Matthew 6:1 – Beware that you do not do your charitable deeds before men in order to be seen by them.
Even our good deeds can be tainted by this subtle motivation. How much of our “ministry” is motivated by a desire to have people honor us and see us as righteous?
Matthew 6:5 – Do not be as the hypocrites, who love to pray standing in the synagogues and on the street corners in order to be seen by men.
In worship times and congregational meetings, are we secretly hoping that someone will notice how spiritual and “anointed” we are?
Matthew 6:7 – When you pray, do not heap up words like the Gentiles, thinking that they will be heard for their many words.
When we pray or teach or lead meetings, are we fascinated by the sound of our voice and think others love listening to that sound as well?
Matthew 6:16 – Do not be like the hypocrites, for they change the appearance of their faces in order to be seen as fasting by men.
Do you have a certain “super-spiritual” look that you put on your face when dealing with spiritual topics? Do you think that you will impress people by the way you look to think that you are serious and sincere, holy and loving, caring and concerned? Yeshua calls that “hypo”-“creed,” false or phony faith. Ouch!
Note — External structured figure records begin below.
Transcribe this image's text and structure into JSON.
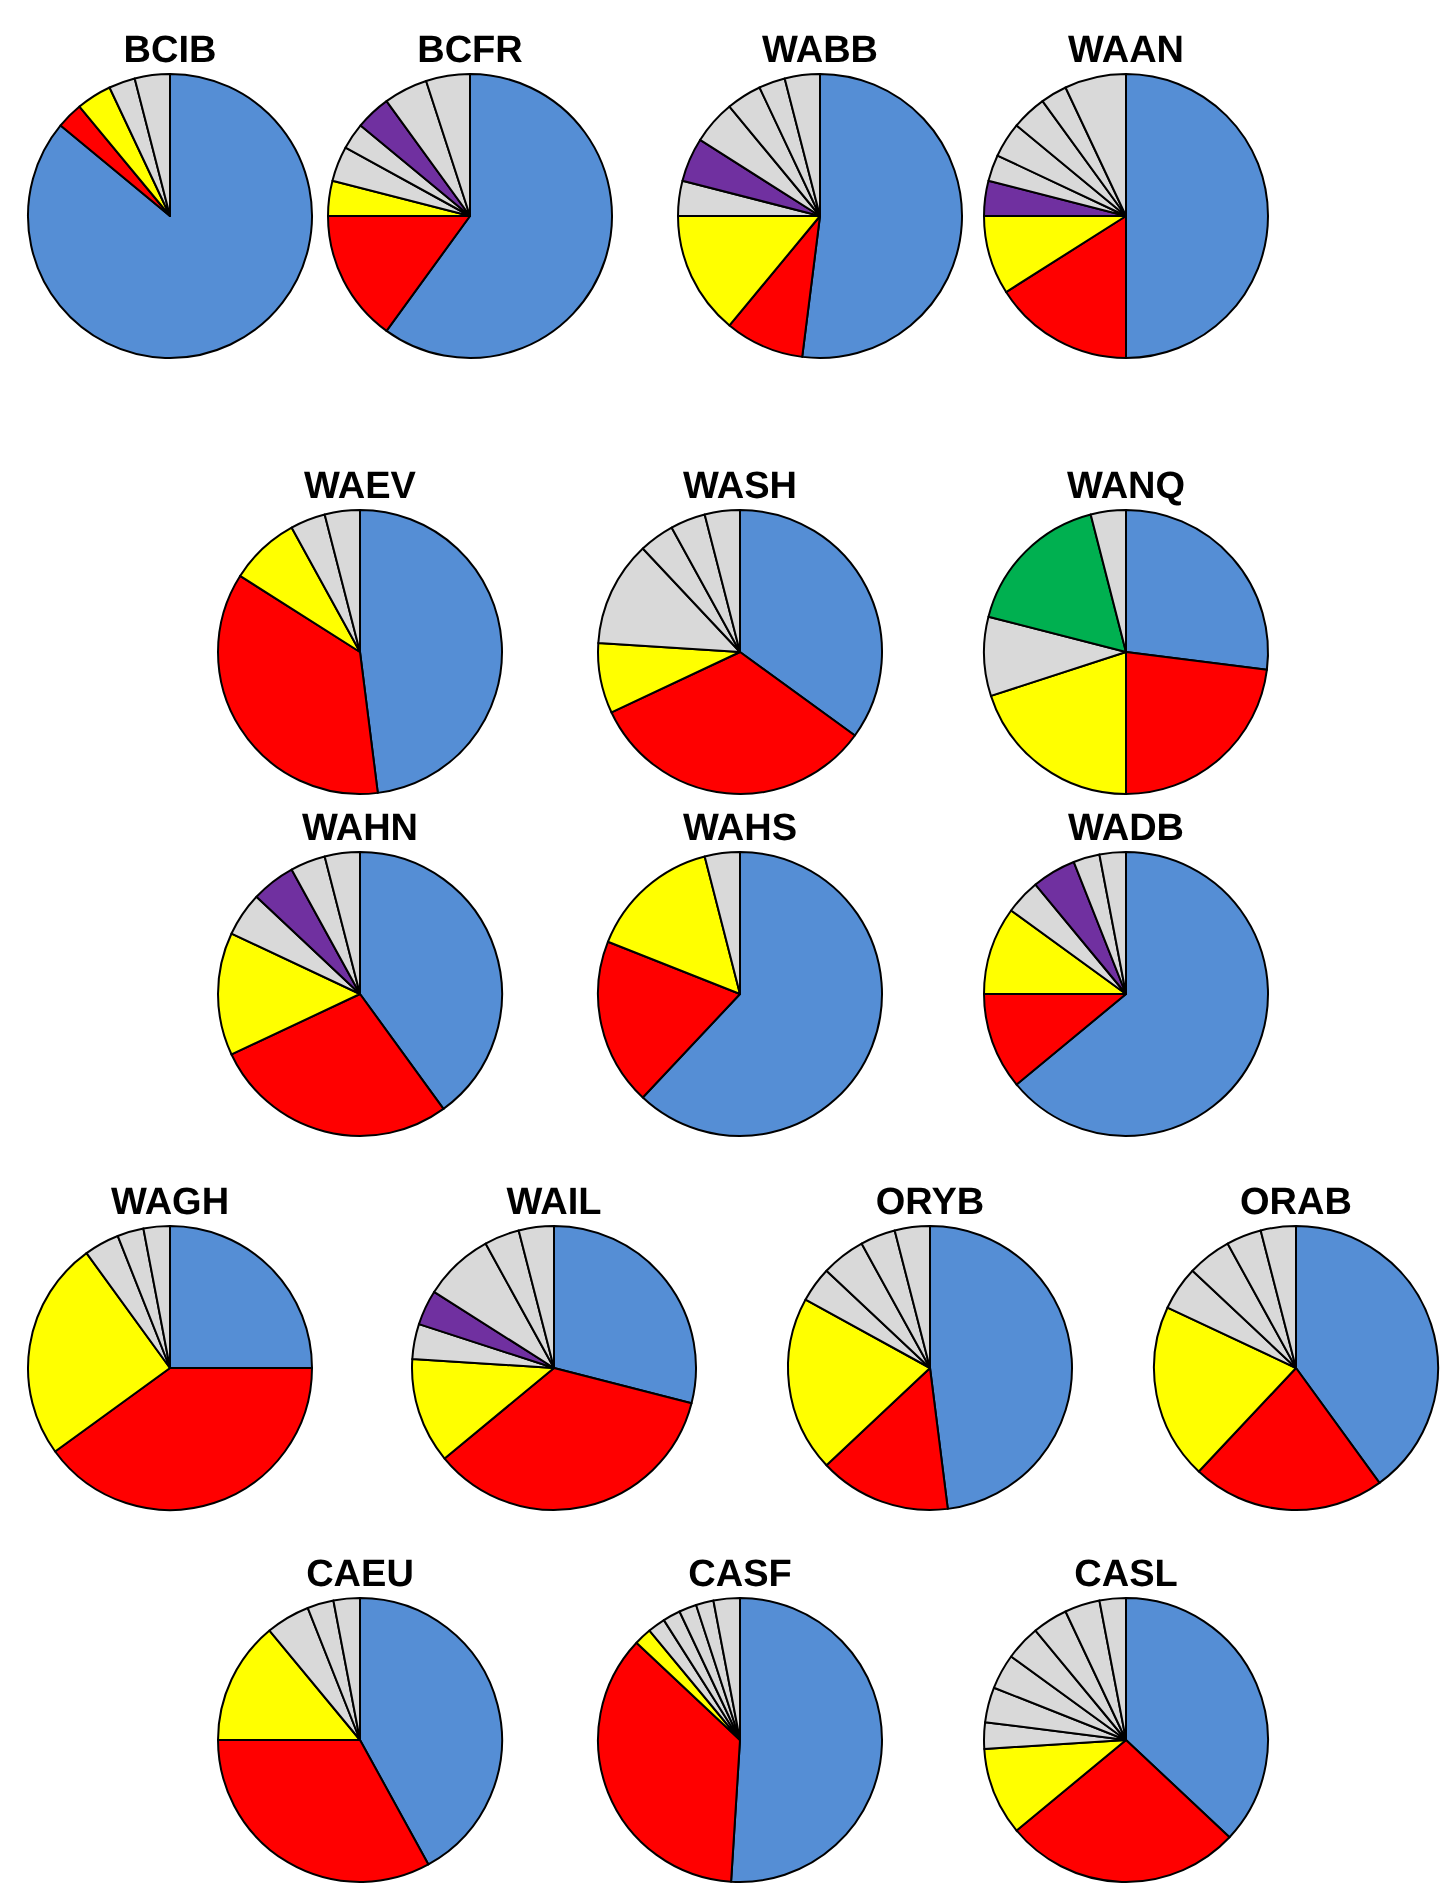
{
  "chart_data": [
    {
      "type": "pie",
      "title": "BCIB",
      "categories": [
        null,
        null,
        null,
        null,
        null
      ],
      "values": [
        86,
        3,
        4,
        3,
        4
      ],
      "colors": [
        "#558ed5",
        "#ff0000",
        "#ffff00",
        "#d9d9d9",
        "#d9d9d9"
      ]
    },
    {
      "type": "pie",
      "title": "BCFR",
      "categories": [
        null,
        null,
        null,
        null,
        null,
        null,
        null,
        null
      ],
      "values": [
        60,
        15,
        4,
        4,
        3,
        4,
        5,
        5
      ],
      "colors": [
        "#558ed5",
        "#ff0000",
        "#ffff00",
        "#d9d9d9",
        "#d9d9d9",
        "#7030a0",
        "#d9d9d9",
        "#d9d9d9"
      ]
    },
    {
      "type": "pie",
      "title": "WABB",
      "categories": [
        null,
        null,
        null,
        null,
        null,
        null,
        null,
        null,
        null
      ],
      "values": [
        52,
        9,
        14,
        4,
        5,
        5,
        4,
        3,
        4
      ],
      "colors": [
        "#558ed5",
        "#ff0000",
        "#ffff00",
        "#d9d9d9",
        "#7030a0",
        "#d9d9d9",
        "#d9d9d9",
        "#d9d9d9",
        "#d9d9d9"
      ]
    },
    {
      "type": "pie",
      "title": "WAAN",
      "categories": [
        null,
        null,
        null,
        null,
        null,
        null,
        null,
        null,
        null
      ],
      "values": [
        50,
        16,
        9,
        4,
        3,
        4,
        4,
        3,
        7
      ],
      "colors": [
        "#558ed5",
        "#ff0000",
        "#ffff00",
        "#7030a0",
        "#d9d9d9",
        "#d9d9d9",
        "#d9d9d9",
        "#d9d9d9",
        "#d9d9d9"
      ]
    },
    {
      "type": "pie",
      "title": "WAEV",
      "categories": [
        null,
        null,
        null,
        null,
        null
      ],
      "values": [
        48,
        36,
        8,
        4,
        4
      ],
      "colors": [
        "#558ed5",
        "#ff0000",
        "#ffff00",
        "#d9d9d9",
        "#d9d9d9"
      ]
    },
    {
      "type": "pie",
      "title": "WASH",
      "categories": [
        null,
        null,
        null,
        null,
        null,
        null,
        null
      ],
      "values": [
        35,
        33,
        8,
        12,
        4,
        4,
        4
      ],
      "colors": [
        "#558ed5",
        "#ff0000",
        "#ffff00",
        "#d9d9d9",
        "#d9d9d9",
        "#d9d9d9",
        "#d9d9d9"
      ]
    },
    {
      "type": "pie",
      "title": "WANQ",
      "categories": [
        null,
        null,
        null,
        null,
        null,
        null
      ],
      "values": [
        27,
        23,
        20,
        9,
        17,
        4
      ],
      "colors": [
        "#558ed5",
        "#ff0000",
        "#ffff00",
        "#d9d9d9",
        "#00b050",
        "#d9d9d9"
      ]
    },
    {
      "type": "pie",
      "title": "WAHN",
      "categories": [
        null,
        null,
        null,
        null,
        null,
        null,
        null
      ],
      "values": [
        40,
        28,
        14,
        5,
        5,
        4,
        4
      ],
      "colors": [
        "#558ed5",
        "#ff0000",
        "#ffff00",
        "#d9d9d9",
        "#7030a0",
        "#d9d9d9",
        "#d9d9d9"
      ]
    },
    {
      "type": "pie",
      "title": "WAHS",
      "categories": [
        null,
        null,
        null,
        null
      ],
      "values": [
        62,
        19,
        15,
        4
      ],
      "colors": [
        "#558ed5",
        "#ff0000",
        "#ffff00",
        "#d9d9d9"
      ]
    },
    {
      "type": "pie",
      "title": "WADB",
      "categories": [
        null,
        null,
        null,
        null,
        null,
        null,
        null
      ],
      "values": [
        64,
        11,
        10,
        4,
        5,
        3,
        3
      ],
      "colors": [
        "#558ed5",
        "#ff0000",
        "#ffff00",
        "#d9d9d9",
        "#7030a0",
        "#d9d9d9",
        "#d9d9d9"
      ]
    },
    {
      "type": "pie",
      "title": "WAGH",
      "categories": [
        null,
        null,
        null,
        null,
        null,
        null
      ],
      "values": [
        25,
        40,
        25,
        4,
        3,
        3
      ],
      "colors": [
        "#558ed5",
        "#ff0000",
        "#ffff00",
        "#d9d9d9",
        "#d9d9d9",
        "#d9d9d9"
      ]
    },
    {
      "type": "pie",
      "title": "WAIL",
      "categories": [
        null,
        null,
        null,
        null,
        null,
        null,
        null,
        null
      ],
      "values": [
        29,
        35,
        12,
        4,
        4,
        8,
        4,
        4
      ],
      "colors": [
        "#558ed5",
        "#ff0000",
        "#ffff00",
        "#d9d9d9",
        "#7030a0",
        "#d9d9d9",
        "#d9d9d9",
        "#d9d9d9"
      ]
    },
    {
      "type": "pie",
      "title": "ORYB",
      "categories": [
        null,
        null,
        null,
        null,
        null,
        null,
        null
      ],
      "values": [
        48,
        15,
        20,
        4,
        5,
        4,
        4
      ],
      "colors": [
        "#558ed5",
        "#ff0000",
        "#ffff00",
        "#d9d9d9",
        "#d9d9d9",
        "#d9d9d9",
        "#d9d9d9"
      ]
    },
    {
      "type": "pie",
      "title": "ORAB",
      "categories": [
        null,
        null,
        null,
        null,
        null,
        null,
        null
      ],
      "values": [
        40,
        22,
        20,
        5,
        5,
        4,
        4
      ],
      "colors": [
        "#558ed5",
        "#ff0000",
        "#ffff00",
        "#d9d9d9",
        "#d9d9d9",
        "#d9d9d9",
        "#d9d9d9"
      ]
    },
    {
      "type": "pie",
      "title": "CAEU",
      "categories": [
        null,
        null,
        null,
        null,
        null,
        null
      ],
      "values": [
        42,
        33,
        14,
        5,
        3,
        3
      ],
      "colors": [
        "#558ed5",
        "#ff0000",
        "#ffff00",
        "#d9d9d9",
        "#d9d9d9",
        "#d9d9d9"
      ]
    },
    {
      "type": "pie",
      "title": "CASF",
      "categories": [
        null,
        null,
        null,
        null,
        null,
        null,
        null,
        null
      ],
      "values": [
        51,
        36,
        2,
        2,
        2,
        2,
        2,
        3
      ],
      "colors": [
        "#558ed5",
        "#ff0000",
        "#ffff00",
        "#d9d9d9",
        "#d9d9d9",
        "#d9d9d9",
        "#d9d9d9",
        "#d9d9d9"
      ]
    },
    {
      "type": "pie",
      "title": "CASL",
      "categories": [
        null,
        null,
        null,
        null,
        null,
        null,
        null,
        null,
        null,
        null
      ],
      "values": [
        37,
        27,
        10,
        3,
        4,
        4,
        4,
        4,
        4,
        3
      ],
      "colors": [
        "#558ed5",
        "#ff0000",
        "#ffff00",
        "#d9d9d9",
        "#d9d9d9",
        "#d9d9d9",
        "#d9d9d9",
        "#d9d9d9",
        "#d9d9d9",
        "#d9d9d9"
      ]
    }
  ]
}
And in rebuking the Pharisees, He added:
Matthew 23:5 – They do all their good works in order to be seen by men.
There seems to be a certain desire, prevalent among spiritual leaders, to have others look at us, or at least look at us with honor. (It’s almost like the reverse of the desire of the eyes to look upon a woman with lust – Matthew 5:28.)
I wonder why Yeshua repeats Himself so much? He seems to be awfully redundant here, don’t you think? Perhaps He repeats Himself so much because the problem repeats itself so often among so many spiritual leaders in so many different situations.
Yeshua also said that we are to desire that our good works be seen.
Mathew 5:16 – Let your light so shine before men in such a way that they may see your good works and glorify your Father in heaven.
The issue is not whether we are seen, but why? To what degree are we doing “good works” for God’s glory alone, or subtly deceiving ourselves to garner part of that glory for ourselves?